Home » , , » Buku: Iman dan Diplomasi, Serpihan Sejarah Kerajaan Bima

Buku: Iman dan Diplomasi, Serpihan Sejarah Kerajaan Bima

Henri Chambert-Loir, Massir Q. Abdullah, Suryadi, Oman Fathurahman, H. Siti Maryam Salahuddin, Iman dan Diplomasi: Serpihan Sejarah Kerajaan Bima, Jakarta: Kepustakaan Populer Gramedia (KPG), kerja sama dengan École française d'Extrême-Orient (EFEO), dan Direktorat Jenderal Sejarah dan Purbakala, Kementerian Kebudayaan dan Pariwisata, Maret 2010, 222 hlm.

Satu lagi, kontribusi para filolog bagi dunia keilmuan dapat dinikmati. Iman dan Diplomasi: Serpihan Sejarah Kerajaan Bima, demikian judul buku karangan bersama Henri Chambert-Loir, Massir Q. Abdullah, Suryadi, Oman Fathurahman, dan H. Siti Maryam Salahuddin ini menyapa pembaca.

Dengan sampul unik berupa ilustrasi tanda tangan Sultan Abdul Hamid Muhammad Syah, yang disalin dari naskah Perjanjian antara Kerajaan Bima dan Kompeni Belanda, 26 Mei 1792, buku ini menghadirkan tiga hasil telaah atas naskah-naskah yang berasal dari Kesultanan Bima, antara tahun 1775 sampai 1882. Para penulisnya: Henri Chambert-Loir, Massir Q. Abdullah, Suryadi, Oman Fathurahman, dan H. Siti Maryam Salahudin adalah mereka yang telah lama ‘bercengkrama' dengan dunia pernaskahan Nusantara.
Henri Chambert-Loir, yang dalam memahami beberapa maksud teks yang dikajinya mendapat bantuan dari Massir Q. Abdullah, menampilkan sebuah fragmen dari sebuah Bo', yakni sebuah buku catatan harian, Bumi Luma Rasanae, yang ditulis secara teratur di kediaman salah seorang pembesar Bima antara 1765-1790.

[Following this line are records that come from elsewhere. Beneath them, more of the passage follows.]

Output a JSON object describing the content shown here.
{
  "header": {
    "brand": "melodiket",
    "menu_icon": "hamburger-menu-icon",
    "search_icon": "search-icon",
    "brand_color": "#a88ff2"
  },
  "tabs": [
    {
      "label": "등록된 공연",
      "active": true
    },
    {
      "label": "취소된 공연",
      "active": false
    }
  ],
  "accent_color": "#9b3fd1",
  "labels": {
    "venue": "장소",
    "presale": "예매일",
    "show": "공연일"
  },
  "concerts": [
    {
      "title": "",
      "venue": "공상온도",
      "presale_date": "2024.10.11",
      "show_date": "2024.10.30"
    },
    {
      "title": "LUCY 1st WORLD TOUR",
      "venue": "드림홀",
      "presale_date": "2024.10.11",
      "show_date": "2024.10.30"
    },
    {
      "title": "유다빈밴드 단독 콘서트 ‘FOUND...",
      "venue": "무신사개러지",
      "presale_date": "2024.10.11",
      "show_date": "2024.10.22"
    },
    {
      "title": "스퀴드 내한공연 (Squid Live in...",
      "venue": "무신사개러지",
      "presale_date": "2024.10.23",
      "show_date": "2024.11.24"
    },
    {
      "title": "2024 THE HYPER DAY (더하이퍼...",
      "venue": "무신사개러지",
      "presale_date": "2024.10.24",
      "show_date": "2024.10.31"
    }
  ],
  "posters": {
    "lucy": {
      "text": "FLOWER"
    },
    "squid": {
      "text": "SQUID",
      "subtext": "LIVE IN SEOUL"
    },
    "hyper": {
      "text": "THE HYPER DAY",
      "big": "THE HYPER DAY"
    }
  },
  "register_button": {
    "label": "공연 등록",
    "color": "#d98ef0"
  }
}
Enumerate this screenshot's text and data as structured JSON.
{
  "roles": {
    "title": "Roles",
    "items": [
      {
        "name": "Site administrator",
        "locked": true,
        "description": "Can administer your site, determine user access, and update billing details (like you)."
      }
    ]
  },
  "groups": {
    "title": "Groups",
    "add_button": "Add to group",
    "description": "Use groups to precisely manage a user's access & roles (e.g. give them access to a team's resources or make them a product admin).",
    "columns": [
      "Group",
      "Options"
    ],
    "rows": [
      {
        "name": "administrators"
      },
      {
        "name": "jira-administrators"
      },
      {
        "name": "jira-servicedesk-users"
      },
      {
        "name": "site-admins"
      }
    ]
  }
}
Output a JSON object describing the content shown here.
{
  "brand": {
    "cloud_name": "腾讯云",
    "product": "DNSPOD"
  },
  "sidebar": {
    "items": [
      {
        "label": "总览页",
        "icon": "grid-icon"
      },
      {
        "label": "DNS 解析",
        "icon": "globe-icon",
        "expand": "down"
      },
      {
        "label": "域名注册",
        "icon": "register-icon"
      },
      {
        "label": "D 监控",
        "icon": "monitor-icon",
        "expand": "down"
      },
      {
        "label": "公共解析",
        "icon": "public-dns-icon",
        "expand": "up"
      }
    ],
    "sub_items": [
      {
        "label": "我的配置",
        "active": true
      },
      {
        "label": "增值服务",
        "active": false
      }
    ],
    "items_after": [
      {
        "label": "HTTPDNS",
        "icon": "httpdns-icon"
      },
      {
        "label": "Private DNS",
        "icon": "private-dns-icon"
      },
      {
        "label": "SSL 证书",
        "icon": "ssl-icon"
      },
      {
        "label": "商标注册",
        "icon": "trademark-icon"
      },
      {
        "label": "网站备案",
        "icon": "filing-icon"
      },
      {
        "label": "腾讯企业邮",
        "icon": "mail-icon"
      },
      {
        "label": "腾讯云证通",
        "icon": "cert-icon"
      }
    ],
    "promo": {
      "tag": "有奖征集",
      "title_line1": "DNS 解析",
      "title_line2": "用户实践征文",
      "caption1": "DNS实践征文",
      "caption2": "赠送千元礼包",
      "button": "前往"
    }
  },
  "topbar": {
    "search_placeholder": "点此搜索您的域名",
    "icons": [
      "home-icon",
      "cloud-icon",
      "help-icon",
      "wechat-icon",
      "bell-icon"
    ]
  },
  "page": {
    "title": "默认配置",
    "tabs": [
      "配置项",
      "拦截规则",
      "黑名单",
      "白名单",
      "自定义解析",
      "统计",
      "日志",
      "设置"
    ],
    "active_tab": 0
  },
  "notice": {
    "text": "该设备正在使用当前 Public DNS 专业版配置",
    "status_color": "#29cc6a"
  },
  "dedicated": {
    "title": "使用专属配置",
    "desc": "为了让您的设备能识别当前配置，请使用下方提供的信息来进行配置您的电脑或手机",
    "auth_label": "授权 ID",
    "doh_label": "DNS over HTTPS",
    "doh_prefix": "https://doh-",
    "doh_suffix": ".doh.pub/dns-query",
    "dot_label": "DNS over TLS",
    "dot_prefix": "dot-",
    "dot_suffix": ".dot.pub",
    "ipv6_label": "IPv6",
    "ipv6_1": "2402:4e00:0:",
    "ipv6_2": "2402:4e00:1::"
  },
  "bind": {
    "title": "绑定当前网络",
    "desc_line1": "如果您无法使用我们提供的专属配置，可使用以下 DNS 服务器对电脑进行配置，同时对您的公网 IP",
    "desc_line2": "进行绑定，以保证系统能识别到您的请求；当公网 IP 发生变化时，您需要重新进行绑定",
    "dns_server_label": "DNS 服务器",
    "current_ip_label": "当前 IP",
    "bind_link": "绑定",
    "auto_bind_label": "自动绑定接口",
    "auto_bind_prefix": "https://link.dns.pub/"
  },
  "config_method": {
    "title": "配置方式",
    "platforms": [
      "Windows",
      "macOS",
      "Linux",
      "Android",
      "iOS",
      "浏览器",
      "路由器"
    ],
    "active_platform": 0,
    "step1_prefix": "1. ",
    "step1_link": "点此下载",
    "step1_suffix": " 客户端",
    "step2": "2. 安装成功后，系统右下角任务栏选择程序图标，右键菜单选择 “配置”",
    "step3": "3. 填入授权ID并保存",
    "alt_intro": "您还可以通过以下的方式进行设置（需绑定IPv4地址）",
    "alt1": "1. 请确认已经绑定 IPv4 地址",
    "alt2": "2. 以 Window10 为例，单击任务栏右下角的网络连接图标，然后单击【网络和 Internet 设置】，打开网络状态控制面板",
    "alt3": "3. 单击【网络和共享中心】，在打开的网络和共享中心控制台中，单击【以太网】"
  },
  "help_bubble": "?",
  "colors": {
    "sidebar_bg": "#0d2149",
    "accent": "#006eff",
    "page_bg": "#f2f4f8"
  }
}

Melalui dokumen historiografi lokal tersebut, pembaca disuguhkan gambaran Kesultanan Bima di bawah Sultan Abdul Hamid Muhammad Syah, yang stabil, berkuasa penuh, damai, tertib, sejahtera, serta taat pada berbagai aturan, baik aturan adat, hukum, maupun aturan keagamaan (53-104).

Dalam tulisan kedua, Suryadi mentranskripsi dan menganalisis 10 (sepuluh) surat diplomatik yang ditulis oleh Sultan Abdul Hamid pada periode selanjutnya (1790-1818), dan ditujukan kepada Gubernur Jenderal Kompeni Belanda, kecuali satu di antaranya ditujukan kepada Syahbandar Batavia.

Surat-surat itu menggambarkan upaya dan siasat diplomatik dari sang Sultan dalam rangka membina hubungan dengan Kompeni Belanda, selain juga menggambarkan produk ekspor Bima yang dijual kepada Belanda, barang-barang yang disalingtukarkan sebagai hadiah, serta secara umum gambaran ekonomi Kesultanan Bima yang justru kelihatan rapuh dan mudah tergoncang. Ini berbeda dengan gambara dalam teks Bumi Luma Rasanae di atas.
Terakhir, Oman Fathurahman, menyunting Jawhar al-ma'arif, sebuah teks tulisan Haji Nur Hidayatullah al-Mansur Muhammad Syuja'uddin, seseorang asal keturunan kaum bangsawan Bima. Teks ini dapat dianggap mengandung dua bagian utama: pertama berkenaan dengan ‘adab ketatanegaraan', dan kedua berkenaan dengan ilmu hikmah atau ilmu gaib, yang semestinya dimiliki oleh para Sultan Bima. Pada bagian awal Jawhar al-ma'arif dijelaskan bahwa uraian ilmu hikmah dalam teks ini merujuk pada kitab Shams al-ma'arif al-kubra karangan Ahmad ibn ‘Ali al-Buni.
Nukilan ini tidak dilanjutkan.